OK, I'll admit that while I was out I did happen to pick up a few more cars:
|Two repeats, in different colours to ones I have already|
|...and 5 new car models. Or 4 new cars and 1 (pick-up) truck|
That takes the count to 20 new car models; 4 left on my allowance.
OK, that's enough for that aside, back to business. This afternoon I got everything set up for airbrushing. I decided that it would make sense to do my airbrushing technique try-outs alongside working on the road-sweeper.

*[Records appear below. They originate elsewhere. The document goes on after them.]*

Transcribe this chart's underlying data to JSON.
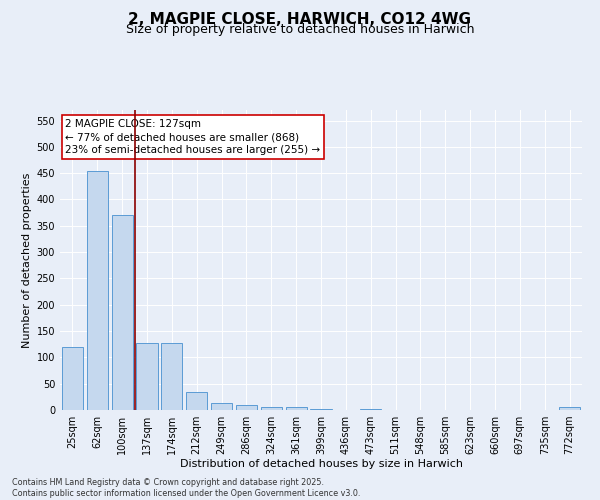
{
  "title": "2, MAGPIE CLOSE, HARWICH, CO12 4WG",
  "subtitle": "Size of property relative to detached houses in Harwich",
  "xlabel": "Distribution of detached houses by size in Harwich",
  "ylabel": "Number of detached properties",
  "categories": [
    "25sqm",
    "62sqm",
    "100sqm",
    "137sqm",
    "174sqm",
    "212sqm",
    "249sqm",
    "286sqm",
    "324sqm",
    "361sqm",
    "399sqm",
    "436sqm",
    "473sqm",
    "511sqm",
    "548sqm",
    "585sqm",
    "623sqm",
    "660sqm",
    "697sqm",
    "735sqm",
    "772sqm"
  ],
  "values": [
    120,
    455,
    370,
    128,
    128,
    34,
    14,
    9,
    5,
    6,
    1,
    0,
    2,
    0,
    0,
    0,
    0,
    0,
    0,
    0,
    5
  ],
  "bar_color": "#c5d8ee",
  "bar_edge_color": "#5b9bd5",
  "annotation_text": "2 MAGPIE CLOSE: 127sqm\n← 77% of detached houses are smaller (868)\n23% of semi-detached houses are larger (255) →",
  "vline_x_index": 2.5,
  "vline_color": "#8b0000",
  "annotation_box_color": "#cc0000",
  "background_color": "#e8eef8",
  "plot_bg_color": "#e8eef8",
  "ylim": [
    0,
    570
  ],
  "yticks": [
    0,
    50,
    100,
    150,
    200,
    250,
    300,
    350,
    400,
    450,
    500,
    550
  ],
  "grid_color": "#ffffff",
  "footnote": "Contains HM Land Registry data © Crown copyright and database right 2025.\nContains public sector information licensed under the Open Government Licence v3.0.",
  "title_fontsize": 11,
  "subtitle_fontsize": 9,
  "xlabel_fontsize": 8,
  "ylabel_fontsize": 8,
  "tick_fontsize": 7,
  "annot_fontsize": 7.5,
  "footnote_fontsize": 5.8
}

I'll be working on two car bodies for these.
After letting the primer cure for a while, I moved on to doing the road-sweeper's basecoat and the first steps on the test cars.
The basecoat on the road-sweeper was a mix of plate-mail primer, black paint and then some chrome to brighten it (I'd added too much black) plus a bit of thinner.
For the test cars, the basecoats were these inks:
The silver ink didn't come out very well, possibly because of the white primer. In both cases, the metallic ink was thicker than I'd anticipated and I had trouble spraying it (even with added thinners). I'll have to remember to dilute it and use the Revolution (it has a larger needle).
I'll be doing colour graduations on the test cars, using semi-transparent inks. Over the gold the gradient will be yellow/orange/red; over the silver it will be light to dark green.
Piccy with the first stage of the gradients:
You might be wondering what use this technique is. Well, it's good for flame effects when combined with vinyl masks. using semi-transparent colours over the metallic base gives an interesting sheen.
I might get the rest of the gradients done tonight; I'll certainly get the next stage done.